The Giving Team Inc. is offering both the Pfizer and Johnson & Johnson COVID-19 vaccines at its monthly Food for Thought program Saturday.
The Arkansas Minority Health Commission will administer the vaccines for free and also offer free wellness screenings for blood pressure, cholesterol and colorectal testing kits from 10 a.m. to 2 p.m.
The event will take place in the parking lot at the corner of Church Street and Malvern Avenue, between the Habitat for Humanity Restore and the 420eats Food Truck Court.
For Janice Davis, president and founder of The Giving Team, the importance of vaccinations in minority communities boils down to one word: "Life."
"We're such a misinformed community," she said. "With the Hispanic population, they didn't want to fill out paperwork. With the African Americans, me being one, but I've had my shots since January, I've fought and worked really hard to get older African Americans their shots. But now it's the misinformation."
Davis attributed some of the distrust between minority communities and the health care community to historical events.
"They want to always talk about Tuskegee, but Tuskegee wasn't the only failed era in medicine," Davis said. "We've just been denied medicine and adequate health care for many, many years. The vaccine now is part of living."
Miriam Ramirez, an attorney in Hot Springs, helps Davis reach out to the Hispanic community and looks to increase vaccination rates among Hispanics.

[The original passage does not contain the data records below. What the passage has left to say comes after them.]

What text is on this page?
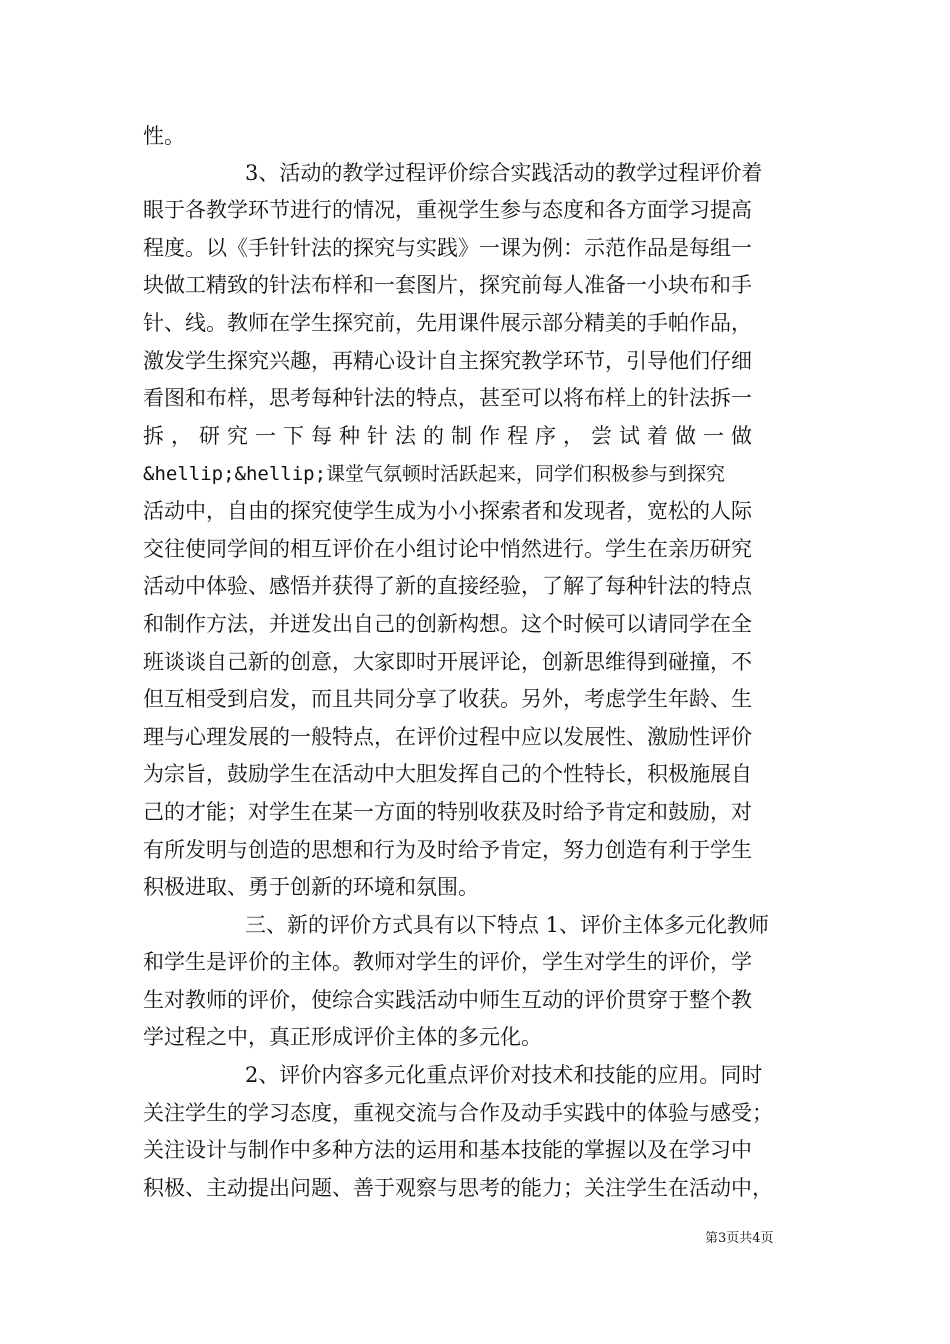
性。
3、活动的教学过程评价综合实践活动的教学过程评价着
眼于各教学环节进行的情况，重视学生参与态度和各方面学习提高
程度。以《手针针法的探究与实践》一课为例：示范作品是每组一
块做工精致的针法布样和一套图片，探究前每人准备一小块布和手
针、线。教师在学生探究前，先用课件展示部分精美的手帕作品，
激发学生探究兴趣，再精心设计自主探究教学环节，引导他们仔细
看图和布样，思考每种针法的特点，甚至可以将布样上的针法拆一
拆，研究一下每种针法的制作程序，尝试着做一做
&hellip;&hellip;课堂气氛顿时活跃起来，同学们积极参与到探究
活动中，自由的探究使学生成为小小探索者和发现者，宽松的人际
交往使同学间的相互评价在小组讨论中悄然进行。学生在亲历研究
活动中体验、感悟并获得了新的直接经验，了解了每种针法的特点
和制作方法，并迸发出自己的创新构想。这个时候可以请同学在全
班谈谈自己新的创意，大家即时开展评论，创新思维得到碰撞，不
但互相受到启发，而且共同分享了收获。另外，考虑学生年龄、生
理与心理发展的一般特点，在评价过程中应以发展性、激励性评价
为宗旨，鼓励学生在活动中大胆发挥自己的个性特长，积极施展自
己的才能；对学生在某一方面的特别收获及时给予肯定和鼓励，对
有所发明与创造的思想和行为及时给予肯定，努力创造有利于学生
积极进取、勇于创新的环境和氛围。
三、新的评价方式具有以下特点 1、评价主体多元化教师
和学生是评价的主体。教师对学生的评价，学生对学生的评价，学
生对教师的评价，使综合实践活动中师生互动的评价贯穿于整个教
学过程之中，真正形成评价主体的多元化。
2、评价内容多元化重点评价对技术和技能的应用。同时
关注学生的学习态度，重视交流与合作及动手实践中的体验与感受；
关注设计与制作中多种方法的运用和基本技能的掌握以及在学习中
积极、主动提出问题、善于观察与思考的能力；关注学生在活动中，
第3页共4页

"I know that they're lower because number one, lack of information in people's languages," Ramirez said. "A lot of times even fliers or announcements will be in English so non-English speakers won't necessarily know there's a clinic available or vaccines available."
Ramirez said the legal status of some in the Hispanic population causes hesitancy about going to get vaccines, noting some think they will be asked many questions or need certain documentation to get a vaccine.
"We've been letting them know appropriate and correct information," Ramirez said. "You know, 'Hey, you don't have to be a U.S. citizen to get the vaccine. You don't have to have this or have that.'"
Ramirez stressed the importance for those in the Hispanic community to get vaccinated so they can avoid worse health and financial problems later.
"God forbid if they get COVID, it's going to be a lot more complicated," Ramirez said. "A lot of people who are immigrants don't have insurance. They don't have access to medical doctors for themselves. If something happens, it's going to be a lot tougher for them because of medical bills and medical things that come with complications from COVID."
The Giving Team has incentives to give to those who get vaccinated including Walmart gift cards and food cards.
Other nonprofit organizations will also be at the event offering clothes, lunch, care bags and more, a release said.
"It's a perfect time for them to come and not only get (vaccinated), but also all these other resources," Ramirez said. "All these other organizations are showing up."
Ouachita Behavioral & Wellness, Walgreens, New Life Church Outreach, IronGrace Ministries, Cora Jones Tax Service, the Literacy Council of Garland County and Cooperative Christian Ministries and Clinic will all be in attendance.
Jim Rardin will also offer free cellphones for SNAP and Medicaid Recipients
"The importance of The Giving Team, my nonprofit and our Food for Thought, is you don't have any rhetoric," Davis said. "You don't have anybody saying, 'Oh, OK, you have to do this and this.' All you have to do is just come get a shot for your life, for our community, for our world at this point."
Davis said she hopes the event can get at least 100 people vaccinated Saturday, but even if just 10 people get vaccinated, that is 10 more people who will hopefully spread the message about vaccines.
Davis encouraged all of the people who normally attend Food for Thought to attend once again Saturday.
"The importance of the vaccine is like I said, life," Davis said. "Having as much normalcy for everyone, it's not about you. It's about everybody. Right now we've got to realize we are our brother's keepers."
Ramirez said she hopes the recent statistics will push people not out of fear, but out of responsibility to get their vaccine Saturday.
"I don't know what other that we can do," Davis said. "As I've said, offer incentives, reach out to the community. I don't know. (They're) life-saving because people are dying."